Tescos City Kitchen King Prawn Linguine

This might look like rape stored it tupperwear, but it tastes as sweet as Gods tears.

When I was like 8 or 9, I fucking loved cookery. I loved making cakes, making biscuits, bolognaise – all the tasty stuff that my dear old mum could whip up, seemingly by magic, in an afternoon. Problem was, I was totally atonal at it. My most successful meal was discovering a gingernut at the bottom of my Lego box.

I had to experiment. Starting mixing cheese with peanut butter, moving on to frying lettuce. Everything tasted crap, everything went in the bin. I found solace in 75% completed meals. My greatest successes were ‘assembling’ dishes – i.e. adding Dolmio sauce to mince beef. I got so good at adding sauce to cooked beef, I actually started to believe Dolmio was am Italian delicacy.

Anyways, flash forward twenty years. Having gone through the motions of thinking i could cook (thank you very fucking much Jamie Oliver. Do you know how inconvenient your books are? I’ve moved 8 times with your self-indulgent cookery tomes, taking up way too much Safestore space). I’m back with 75% dishes.  I’ve tried cooking properly. But having just spent close to £60 replicating Robert Rodriguez’s Puerco Pibil and it tasting “okay, slightly bitter”, I’ve all but given up.

This might look like the aftermath of a haemerroid party, but it doesn't smell like it.

The Pibil

Posed Peurco Pibil.
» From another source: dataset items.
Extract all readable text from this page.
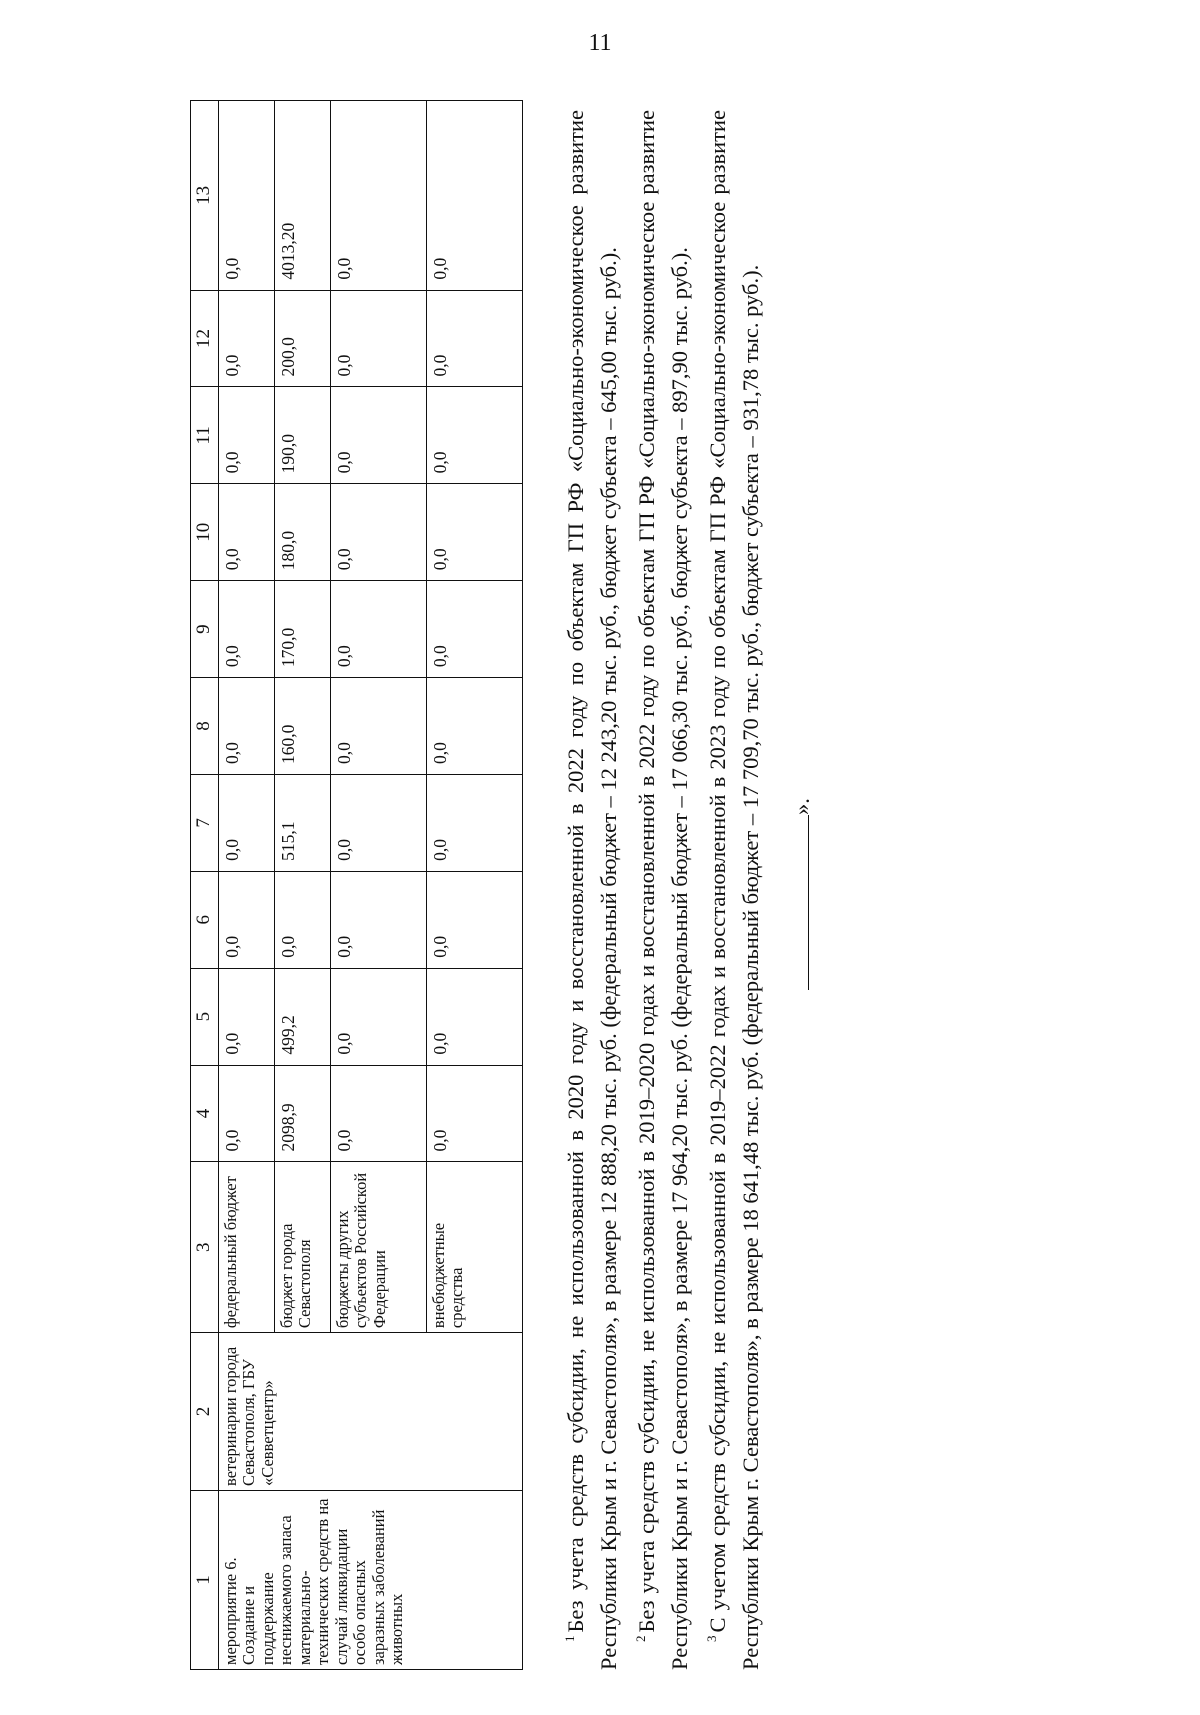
11
1	2	3	4	5	6	7	8	9	10	11	12	13
мероприятие 6. Создание и поддержание неснижаемого запаса материально-технических средств на случай ликвидации особо опасных заразных заболеваний животных	ветеринарии города Севастополя, ГБУ «Севветцентр»	федеральный бюджет	0,0	0,0	0,0	0,0	0,0	0,0	0,0	0,0	0,0	0,0
		бюджет города Севастополя	2098,9	499,2	0,0	515,1	160,0	170,0	180,0	190,0	200,0	4013,20
		бюджеты других субъектов Российской Федерации	0,0	0,0	0,0	0,0	0,0	0,0	0,0	0,0	0,0	0,0
		внебюджетные средства	0,0	0,0	0,0	0,0	0,0	0,0	0,0	0,0	0,0	0,0

$^1$Без учета средств субсидии, не использованной в 2020 году и восстановленной в 2022 году по объектам ГП РФ «Социально-экономическое развитие Республики Крым и г. Севастополя», в размере 12 888,20 тыс. руб. (федеральный бюджет – 12 243,20 тыс. руб., бюджет субъекта – 645,00 тыс. руб.). $^2$Без учета средств субсидии, не использованной в 2019–2020 годах и восстановленной в 2022 году по объектам ГП РФ «Социально-экономическое развитие Республики Крым и г. Севастополя», в размере 17 964,20 тыс. руб. (федеральный бюджет – 17 066,30 тыс. руб., бюджет субъекта – 897,90 тыс. руб.). $^3$С учетом средств субсидии, не использованной в 2019–2022 годах и восстановленной в 2023 году по объектам ГП РФ «Социально-экономическое развитие Республики Крым г. Севастополя», в размере 18 641,48 тыс. руб. (федеральный бюджет – 17 709,70 тыс. руб., бюджет субъекта – 931,78 тыс. руб.). ».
With a bit of side salad

Posed Peurco Pibil. With a bit of side salad

I guess those failed attempts at home-made toffee in my mum’s kitchen never quote registered, even though it was probably about £10 worth of sugar and flavouring in the bin (my mum probably considered it investment in my creative development).
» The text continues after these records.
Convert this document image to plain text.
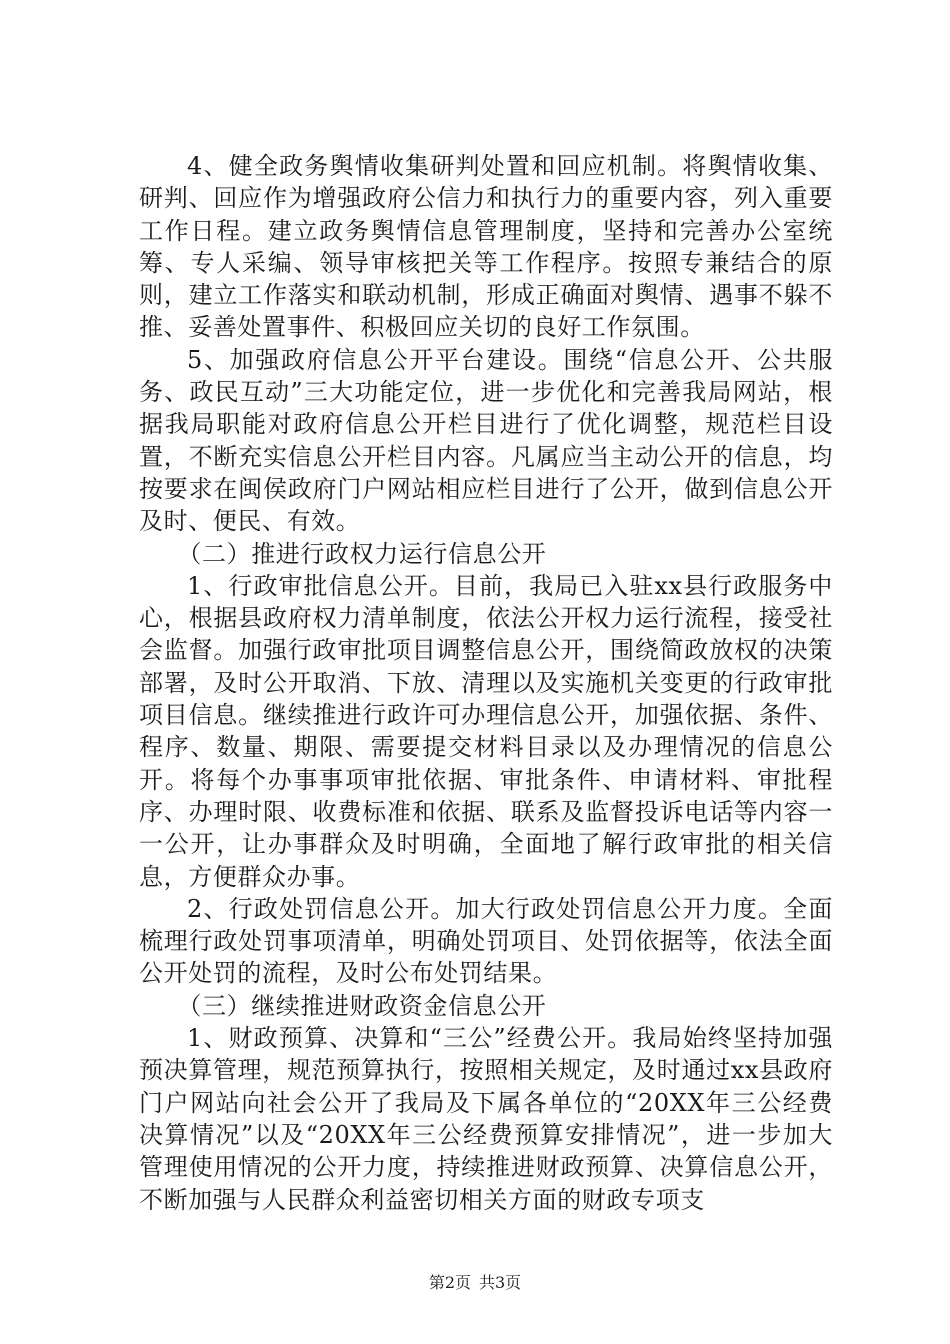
4、健全政务舆情收集研判处置和回应机制。将舆情收集、研判、回应作为增强政府公信力和执行力的重要内容，列入重要工作日程。建立政务舆情信息管理制度，坚持和完善办公室统筹、专人采编、领导审核把关等工作程序。按照专兼结合的原则，建立工作落实和联动机制，形成正确面对舆情、遇事不躲不推、妥善处置事件、积极回应关切的良好工作氛围。

5、加强政府信息公开平台建设。围绕“信息公开、公共服务、政民互动”三大功能定位，进一步优化和完善我局网站，根据我局职能对政府信息公开栏目进行了优化调整，规范栏目设置，不断充实信息公开栏目内容。凡属应当主动公开的信息，均按要求在闽侯政府门户网站相应栏目进行了公开，做到信息公开及时、便民、有效。

（二）推进行政权力运行信息公开

1、行政审批信息公开。目前，我局已入驻xx县行政服务中心，根据县政府权力清单制度，依法公开权力运行流程，接受社会监督。加强行政审批项目调整信息公开，围绕简政放权的决策部署，及时公开取消、下放、清理以及实施机关变更的行政审批项目信息。继续推进行政许可办理信息公开，加强依据、条件、程序、数量、期限、需要提交材料目录以及办理情况的信息公开。将每个办事事项审批依据、审批条件、申请材料、审批程序、办理时限、收费标准和依据、联系及监督投诉电话等内容一一公开，让办事群众及时明确，全面地了解行政审批的相关信息，方便群众办事。

2、行政处罚信息公开。加大行政处罚信息公开力度。全面梳理行政处罚事项清单，明确处罚项目、处罚依据等，依法全面公开处罚的流程，及时公布处罚结果。

（三）继续推进财政资金信息公开

1、财政预算、决算和“三公”经费公开。我局始终坚持加强预决算管理，规范预算执行，按照相关规定，及时通过xx县政府门户网站向社会公开了我局及下属各单位的“20XX年三公经费决算情况”以及“20XX年三公经费预算安排情况”，进一步加大管理使用情况的公开力度，持续推进财政预算、决算信息公开，不断加强与人民群众利益密切相关方面的财政专项支

第2页 共3页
Anyways, The City Kitchen. These ready meals are THE MAD NOTES. Killer tasty, 3mins in microwave and no crappy shit in them. So good, I’m actually writing what I just wrote. Way more newsworthy stuff happened today. And then I found it’s basically Tesco’s own brand. Tescos to me has always been ambient, creepy and aggressively self-aware of its own inadequacy and making up for it by projecting HOW FUCKING SUCCESSFUL IT IS to all in sundry, at the expense of style.

Joanne Grew, thegrocer.co.uk – 29 June 2009

“Tesco is targeting City Kitchen at on-the-go professionals and the trial is being rolled out across 17 Tesco Express stores located in affluent areas of London, such as St John’s Wood, Belsize Park and Fulham Palace.”
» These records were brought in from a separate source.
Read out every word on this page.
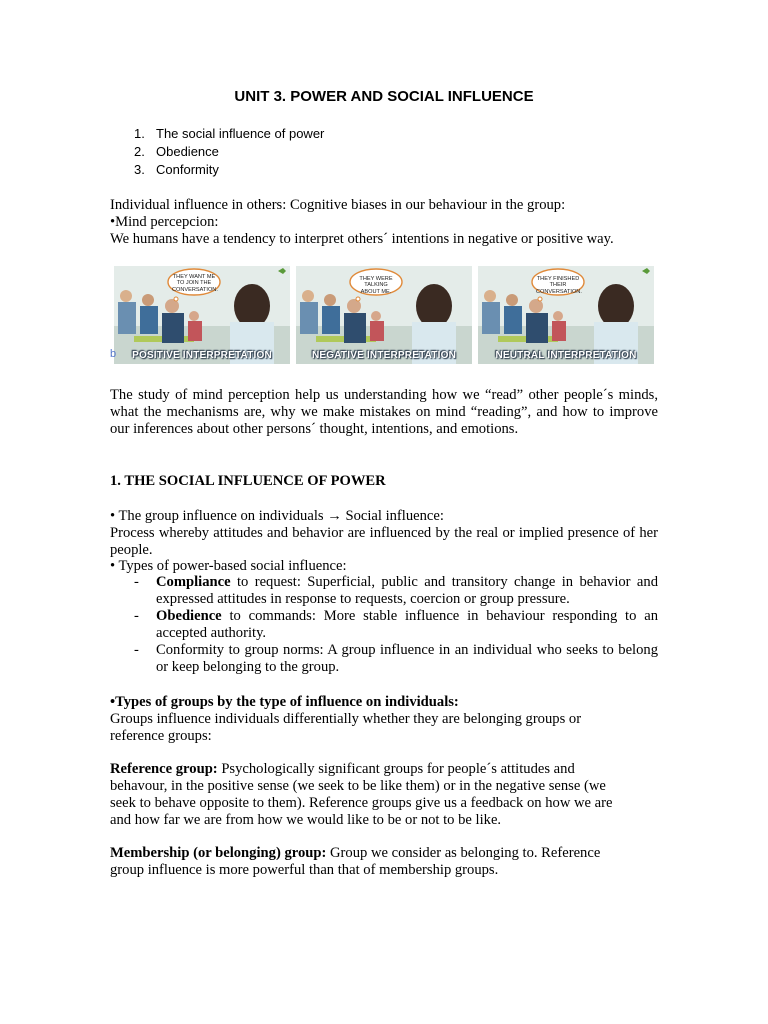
UNIT 3. POWER AND SOCIAL INFLUENCE
1. The social influence of power
2. Obedience
3. Conformity
Individual influence in others: Cognitive biases in our behaviour in the group:
•Mind percepcion:
We humans have a tendency to interpret others´ intentions in negative or positive way.
THEY WANT ME TO JOIN THE CONVERSATION.
POSITIVE INTERPRETATION
THEY WERE TALKING ABOUT ME.
NEGATIVE INTERPRETATION
THEY FINISHED THEIR CONVERSATION.
NEUTRAL INTERPRETATION
b

The study of mind perception help us understanding how we “read” other people´s minds, what the mechanisms are, why we make mistakes on mind “reading”, and how to improve our inferences about other persons´ thought, intentions, and emotions.

1. THE SOCIAL INFLUENCE OF POWER
• The group influence on individuals → Social influence:

Process whereby attitudes and behavior are influenced by the real or implied presence of her people.

• Types of power-based social influence:
- Compliance to request: Superficial, public and transitory change in behavior and expressed attitudes in response to requests, coercion or group pressure.
- Obedience to commands: More stable influence in behaviour responding to an accepted authority.
- Conformity to group norms: A group influence in an individual who seeks to belong or keep belonging to the group.
•Types of groups by the type of influence on individuals:

Groups influence individuals differentially whether they are belonging groups or reference groups:

Reference group: Psychologically significant groups for people´s attitudes and behavour, in the positive sense (we seek to be like them) or in the negative sense (we seek to behave opposite to them). Reference groups give us a feedback on how we are and how far we are from how we would like to be or not to be like.

Membership (or belonging) group: Group we consider as belonging to. Reference group influence is more powerful than that of membership groups.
These have followed me over the last 3 houses I’ve lived in. I am finally an ‘on-the-go professional’? Livin’ the dream, yo.

The meals are free of artificial ingredients and additives. There was a gap in the market for a new range of chilled, convenient ready meals made with quality ingredients, said the spokesman.

“This launch is not about the packaging. It’s very simple: it’s all about the food,” he said. “The current range of ready meals in Tesco is so vast – you can get something from unhealthy to extremely healthy. If you went over to someone in the street and asked what they think of ready meals, many have a perception that they are unhealthy and processed. What we are trying to do is just to get rid of this myth. The City Kitchen range is convenient, healthy and fresh.”

I really want to pat them on the back, commend the range. Now I feel dirty doing so. Plan B – backwards engineering this badboy. I’ll make this dish my bitch. You just wait.